L’origine del male, quello fatto e quello subito dall’uomo, è nell’ordine delle cose: Leopardi arriva a tale
conclusione nel maggio del 1824, durante la composizione del Dialogo della Natura e di un Islandese, dove
si precisano i termini del suo materialismo. La ragione dell’infelicità umana (e universale) viene ricondotta al
suo fondamento biologico, quello dell’essere per la morte. “Pare che l’essere delle cose abbia per suo proprio
ed unico obietto il morire recita il “Cantico del gallo silvestre”, in cui Leopardi ci dice che la vita è una
fatica insostenibile se non fosse interrotta dal sonno, “particella di morte“; il gallo ricorda quindi che il
tendere alla morte è legge e causa dell’esistenza di tutte le cose.

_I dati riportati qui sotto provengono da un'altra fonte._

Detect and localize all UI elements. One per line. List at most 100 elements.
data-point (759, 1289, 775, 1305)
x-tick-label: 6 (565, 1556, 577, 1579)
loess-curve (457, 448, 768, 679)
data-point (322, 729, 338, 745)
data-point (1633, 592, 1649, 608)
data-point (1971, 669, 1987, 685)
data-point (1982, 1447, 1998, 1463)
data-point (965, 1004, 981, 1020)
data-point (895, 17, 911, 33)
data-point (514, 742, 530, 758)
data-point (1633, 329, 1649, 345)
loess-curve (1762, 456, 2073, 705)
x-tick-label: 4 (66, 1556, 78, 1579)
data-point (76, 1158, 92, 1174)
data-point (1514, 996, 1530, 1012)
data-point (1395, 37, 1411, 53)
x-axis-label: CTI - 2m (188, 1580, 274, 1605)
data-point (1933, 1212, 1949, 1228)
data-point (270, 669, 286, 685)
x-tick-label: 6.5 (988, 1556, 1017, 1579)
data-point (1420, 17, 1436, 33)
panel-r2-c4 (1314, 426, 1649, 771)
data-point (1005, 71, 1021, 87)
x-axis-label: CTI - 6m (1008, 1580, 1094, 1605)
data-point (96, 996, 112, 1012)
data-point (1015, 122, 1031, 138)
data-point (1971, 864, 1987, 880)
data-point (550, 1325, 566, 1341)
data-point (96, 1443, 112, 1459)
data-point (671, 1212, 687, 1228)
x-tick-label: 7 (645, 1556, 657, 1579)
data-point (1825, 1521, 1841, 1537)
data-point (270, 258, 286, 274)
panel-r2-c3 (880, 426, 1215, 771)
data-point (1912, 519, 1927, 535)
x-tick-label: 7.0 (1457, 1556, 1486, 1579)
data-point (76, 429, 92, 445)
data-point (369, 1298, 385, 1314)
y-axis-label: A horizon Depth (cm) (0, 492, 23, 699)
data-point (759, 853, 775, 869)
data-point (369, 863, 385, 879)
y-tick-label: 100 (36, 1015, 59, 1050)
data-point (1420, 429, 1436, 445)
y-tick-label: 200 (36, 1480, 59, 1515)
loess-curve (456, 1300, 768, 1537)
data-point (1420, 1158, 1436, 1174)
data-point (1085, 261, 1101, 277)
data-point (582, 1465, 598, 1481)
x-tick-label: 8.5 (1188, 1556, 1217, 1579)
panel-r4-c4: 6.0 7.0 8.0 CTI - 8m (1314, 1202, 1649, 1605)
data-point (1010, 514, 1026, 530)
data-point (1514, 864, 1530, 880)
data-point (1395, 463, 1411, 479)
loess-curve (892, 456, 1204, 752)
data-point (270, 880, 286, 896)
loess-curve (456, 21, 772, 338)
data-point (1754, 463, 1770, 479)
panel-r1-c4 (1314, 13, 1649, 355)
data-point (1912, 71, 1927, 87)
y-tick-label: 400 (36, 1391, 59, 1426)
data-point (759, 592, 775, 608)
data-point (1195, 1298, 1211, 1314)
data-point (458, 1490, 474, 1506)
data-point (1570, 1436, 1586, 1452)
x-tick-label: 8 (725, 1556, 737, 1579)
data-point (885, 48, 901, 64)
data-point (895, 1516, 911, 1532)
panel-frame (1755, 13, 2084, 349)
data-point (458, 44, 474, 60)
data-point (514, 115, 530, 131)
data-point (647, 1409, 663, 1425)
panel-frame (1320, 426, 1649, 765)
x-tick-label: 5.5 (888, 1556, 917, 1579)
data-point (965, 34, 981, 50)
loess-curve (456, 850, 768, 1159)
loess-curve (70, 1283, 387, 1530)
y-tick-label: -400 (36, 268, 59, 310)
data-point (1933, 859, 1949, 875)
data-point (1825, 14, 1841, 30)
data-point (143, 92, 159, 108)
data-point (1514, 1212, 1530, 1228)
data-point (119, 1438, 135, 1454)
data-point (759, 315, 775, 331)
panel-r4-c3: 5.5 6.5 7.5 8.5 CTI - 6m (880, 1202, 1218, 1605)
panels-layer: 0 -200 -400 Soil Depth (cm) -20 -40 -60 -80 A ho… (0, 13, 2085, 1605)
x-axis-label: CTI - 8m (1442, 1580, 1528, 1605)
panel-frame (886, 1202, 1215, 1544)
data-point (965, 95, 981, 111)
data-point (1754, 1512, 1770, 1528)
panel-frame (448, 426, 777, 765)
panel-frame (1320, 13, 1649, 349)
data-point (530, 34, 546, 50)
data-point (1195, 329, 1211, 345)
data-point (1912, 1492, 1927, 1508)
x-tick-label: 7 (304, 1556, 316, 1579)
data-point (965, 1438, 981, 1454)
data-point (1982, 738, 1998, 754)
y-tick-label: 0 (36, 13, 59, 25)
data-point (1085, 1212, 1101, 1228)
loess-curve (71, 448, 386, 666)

Con le ultime operette (del ’32) Leopardi abbandona il suo austero individualismo per una più aperta
valorizzazione della compassione e della solidarietà. Agli uomini non resta che il coraggio di accettare la
propria condizione con saggezza e distacco: un atteggiamento in cui si riconosce lo stesso Leopardi e che
ritrova anche nel Manuale, da lui tradotto, del filosofo stoico Epitteto (II – I secolo D. C.). Questo eroismo
della verità è sostenuto dal “senso dell’animo”: un sentimento di compassione e di fratellanza nei confronti
degli altri uomini, compagni di sofferenze.